Корабль отстоя, стр. 57

Она набивалась во все щели, за шиворот, под рукава.

Мы носили куртки и брюки, голову прикрывали кепкой, лицо – респиратором, глаза очками, руки – перчатками. На ногах у нас были ботинки.

Было жарко, лето, нечем дышать.

Пот струился по лицу, заливал глаза, на спине выступала соль.

Тогда-то я понял, что надо учиться. Причем учиться хорошо.

Мы работали по семь часов каждый день. Нам давали молоко. Раз в неделю. Сидор выпивал сразу, а я экономил, нес домой.

Мне нравилось носить домой молоко. Так я выглядел кормильцем.

Еще я приносил деньги – аванс и получку. Примерно сто двадцать рублей в сумме.

Когда отдавал деньги в первый раз, очень волновался, а бабушка была растрогана и что-то, отвернувшись, шептала.

Бабушка часто шептала. Она верила в Бога. Я ей как-то сказал:

– Бабушка! Бога же нет!

А она мне:

– Что ты, Сашенька, Бог есть, – и у нее в тот момент были такие глаза светлые, что у меня мурашки по коже.

За лето мы с ней накопили на одежду к осени. Мне и братьям.

С этих пор я часто буду покупать одежду, в основном себе, потому что все мое мгновенно донашивалось.

Юрка

Кроме нас, там были две пожилые грузчицы – они здорово ругались матом – и ещё там был Юрка – небольшой, плечистый армянин.

Юрка тоже ругался матом.

Там все ругались.

Не ругались только мы с Сидором. С Юркой мы были на «ты».

Он отсидел три года в тюрьме за мелкое воровство и был недоволен политикой государства.

Однажды он сказал, что во всём виноват «Володька». Мы поинтересовались кто это.

Оказалось, что под «Володькой» Юрка понимает Ленина нашего, Владимира Ильича!

Мы с Сидором начали орать (в основном, Сидор), чтоб Юрка при нас Ленина не трогал, потому что (потому!) для нас эта тема святая (ну, да!).

Орал Сидор очень убедительно, эмоционально, я ему вторил, и Юрка, поворчав насчет того, что все мы ещё очень маленькие, но ничего, подрастем и все поймем в этой жизни, заткнулся, как нам и хотелось.

Похоже, Юрка нас с Сидором очень уважал, потому что мы знали много слов об окружающем.

Отец

Отец ушел от нас, когда мне было уже шестнадцать.
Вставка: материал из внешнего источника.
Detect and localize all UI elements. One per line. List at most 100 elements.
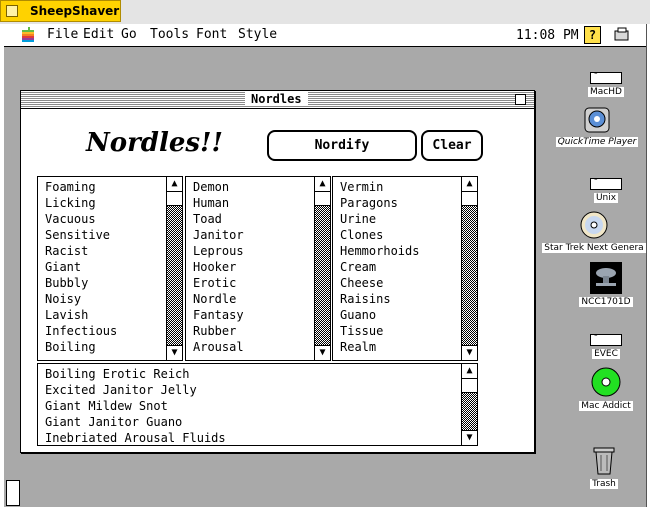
scroll-thumb[interactable] <box>462 191 477 206</box>
desktop-icon-startrek[interactable]: Star Trek Next Genera <box>542 210 646 253</box>
list-item[interactable]: Infectious <box>45 324 117 338</box>
list-item[interactable]: Inebriated Arousal Fluids <box>45 431 226 445</box>
list-item[interactable]: Raisins <box>340 292 391 306</box>
list-item[interactable]: Bubbly <box>45 276 88 290</box>
list-item[interactable]: Boiling <box>45 340 96 354</box>
scroll-up-arrow-icon[interactable]: ▲ <box>462 364 477 379</box>
scroll-up-arrow-icon[interactable]: ▲ <box>462 177 477 192</box>
hard-disk-icon <box>590 174 622 190</box>
scrollbar[interactable]: ▲ ▼ <box>314 177 330 360</box>
desktop-icon-trash[interactable]: Trash <box>576 444 632 489</box>
menu-font[interactable]: Font <box>196 27 227 42</box>
list-item[interactable]: Licking <box>45 196 96 210</box>
menu-go[interactable]: Go <box>121 27 137 42</box>
list-item[interactable]: Boiling Erotic Reich <box>45 367 190 381</box>
page-title: Nordles!! <box>86 128 223 158</box>
list-item[interactable]: Giant Mildew Snot <box>45 399 168 413</box>
list-item[interactable]: Erotic <box>193 276 236 290</box>
apple-menu-icon[interactable] <box>21 27 35 42</box>
desktop-icon-label: NCC1701D <box>579 297 633 307</box>
menu-tools[interactable]: Tools <box>150 27 189 42</box>
cd-icon <box>591 367 621 397</box>
window-title-bar[interactable]: Nordles <box>21 91 534 109</box>
host-window-title: SheepShaver <box>30 4 120 18</box>
list-item[interactable]: Vacuous <box>45 212 96 226</box>
list-item[interactable]: Paragons <box>340 196 398 210</box>
list-item[interactable]: Hooker <box>193 260 236 274</box>
zoom-box-icon[interactable] <box>515 94 526 105</box>
list-item[interactable]: Human <box>193 196 229 210</box>
menu-edit[interactable]: Edit <box>83 27 114 42</box>
list-item[interactable]: Arousal <box>193 340 244 354</box>
window-title: Nordles <box>245 92 308 106</box>
scroll-up-arrow-icon[interactable]: ▲ <box>167 177 182 192</box>
menu-clock[interactable]: 11:08 PM <box>516 28 579 43</box>
scroll-thumb[interactable] <box>462 378 477 393</box>
list-item[interactable]: Clones <box>340 228 383 242</box>
scroll-thumb[interactable] <box>315 191 330 206</box>
desktop-icon-quicktime[interactable]: QuickTime Player <box>552 106 642 147</box>
help-icon[interactable]: ? <box>584 26 601 44</box>
results-list[interactable]: Inebriated Arousal Fluids Giant Janitor G… <box>37 363 478 446</box>
list-item[interactable]: Demon <box>193 180 229 194</box>
object-list[interactable]: Realm Tissue Guano Raisins Cheese Cream Hemmor… <box>332 176 478 361</box>
list-item[interactable]: Urine <box>340 212 376 226</box>
desktop-icon-ncc1701d[interactable]: NCC1701D <box>573 262 639 307</box>
scroll-down-arrow-icon[interactable]: ▼ <box>315 345 330 360</box>
list-item[interactable]: Noisy <box>45 292 81 306</box>
list-item[interactable]: Cheese <box>340 276 383 290</box>
scroll-thumb[interactable] <box>167 191 182 206</box>
list-item[interactable]: Fantasy <box>193 308 244 322</box>
window-icon <box>6 5 18 17</box>
desktop-icon-machd[interactable]: MacHD <box>576 68 636 97</box>
desktop-icon-unix[interactable]: Unix <box>576 174 636 203</box>
hard-disk-icon <box>590 330 622 346</box>
starship-icon <box>590 262 622 294</box>
list-item[interactable]: Racist <box>45 244 88 258</box>
list-item[interactable]: Giant <box>45 260 81 274</box>
list-item[interactable]: Lavish <box>45 308 88 322</box>
list-item[interactable]: Guano <box>340 308 376 322</box>
list-item[interactable]: Nordle <box>193 292 236 306</box>
list-item[interactable]: Janitor <box>193 228 244 242</box>
clear-button[interactable]: Clear <box>421 130 483 161</box>
list-item[interactable]: Vermin <box>340 180 383 194</box>
list-item[interactable]: Sensitive <box>45 228 110 242</box>
scroll-down-arrow-icon[interactable]: ▼ <box>462 430 477 445</box>
adjective-list[interactable]: Boiling Infectious Lavish Noisy Bubbly Giant R… <box>37 176 183 361</box>
list-item[interactable]: Realm <box>340 340 376 354</box>
trash-icon <box>593 447 615 475</box>
desktop-icon-label: Star Trek Next Genera <box>542 243 646 253</box>
desktop-icon-label: QuickTime Player <box>555 137 639 147</box>
application-menu-icon[interactable] <box>613 27 630 42</box>
list-item[interactable]: Foaming <box>45 180 96 194</box>
list-item[interactable]: Giant Janitor Guano <box>45 415 182 429</box>
host-window-tab[interactable]: SheepShaver <box>0 0 121 22</box>
mac-desktop: File Edit Go Tools Font Style 11:08 PM ?… <box>4 24 647 507</box>
desktop-icon-label: Trash <box>590 479 618 489</box>
scrollbar[interactable]: ▲ ▼ <box>461 177 477 360</box>
desktop-icon-macaddict[interactable]: Mac Addict <box>570 366 642 411</box>
list-item[interactable]: Excited Janitor Jelly <box>45 383 197 397</box>
desktop-icon-label: MacHD <box>588 87 624 97</box>
nordify-button[interactable]: Nordify <box>267 130 417 161</box>
desktop-icon-label: EVEC <box>592 349 620 359</box>
scroll-up-arrow-icon[interactable]: ▲ <box>315 177 330 192</box>
menu-file[interactable]: File <box>47 27 78 42</box>
noun-list[interactable]: Arousal Rubber Fantasy Nordle Erotic Hooker Le… <box>185 176 331 361</box>
scroll-down-arrow-icon[interactable]: ▼ <box>167 345 182 360</box>
collapsed-window-tab[interactable] <box>6 480 20 506</box>
menu-style[interactable]: Style <box>238 27 277 42</box>
list-item[interactable]: Hemmorhoids <box>340 244 419 258</box>
list-item[interactable]: Toad <box>193 212 222 226</box>
list-item[interactable]: Leprous <box>193 244 244 258</box>
scrollbar[interactable]: ▲ ▼ <box>166 177 182 360</box>
list-item[interactable]: Tissue <box>340 324 383 338</box>
nordles-window: Nordles Nordles!! Nordify Clear Boiling I… <box>20 90 535 453</box>
scroll-down-arrow-icon[interactable]: ▼ <box>462 345 477 360</box>
desktop-icon-evec[interactable]: EVEC <box>576 330 636 359</box>
desktop-icon-label: Mac Addict <box>579 401 633 411</box>
list-item[interactable]: Rubber <box>193 324 236 338</box>
scrollbar[interactable]: ▲ ▼ <box>461 364 477 445</box>
list-item[interactable]: Cream <box>340 260 376 274</box>
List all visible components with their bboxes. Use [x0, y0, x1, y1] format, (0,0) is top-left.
Поссорился с мамой и ушел.

Они даже подрались, потом он хлопнул дверью.

Потом он приходил несколько раз ко мне в школу, хотел поговорить.

Когда он приходил, я убегал с уроков, отсиживался в туалете, мечтая закурить.

Я так и не научился курить.

За всю жизнь не сделал ни одной затяжки.

Сунули мне как-то в детстве сигарету в рот – «Затянись!», – я «затянулся» и пошла из нее разная дрянь. Я решил, что дерьмо всякое в рот совать совсем не обязательно и не стал курить, но в туалете, после посещения школы отцом, я бы закурил, да нечего было.

Отец

Мне его потом всю жизнь не хватало. Я вёл с ним долгие разговоры. Так просто. Ни о чем. Болтали, болтали, смеялись.

Всё это в мыслях.

А наяву я поклялся, что меня никогда с ним рядом не будет.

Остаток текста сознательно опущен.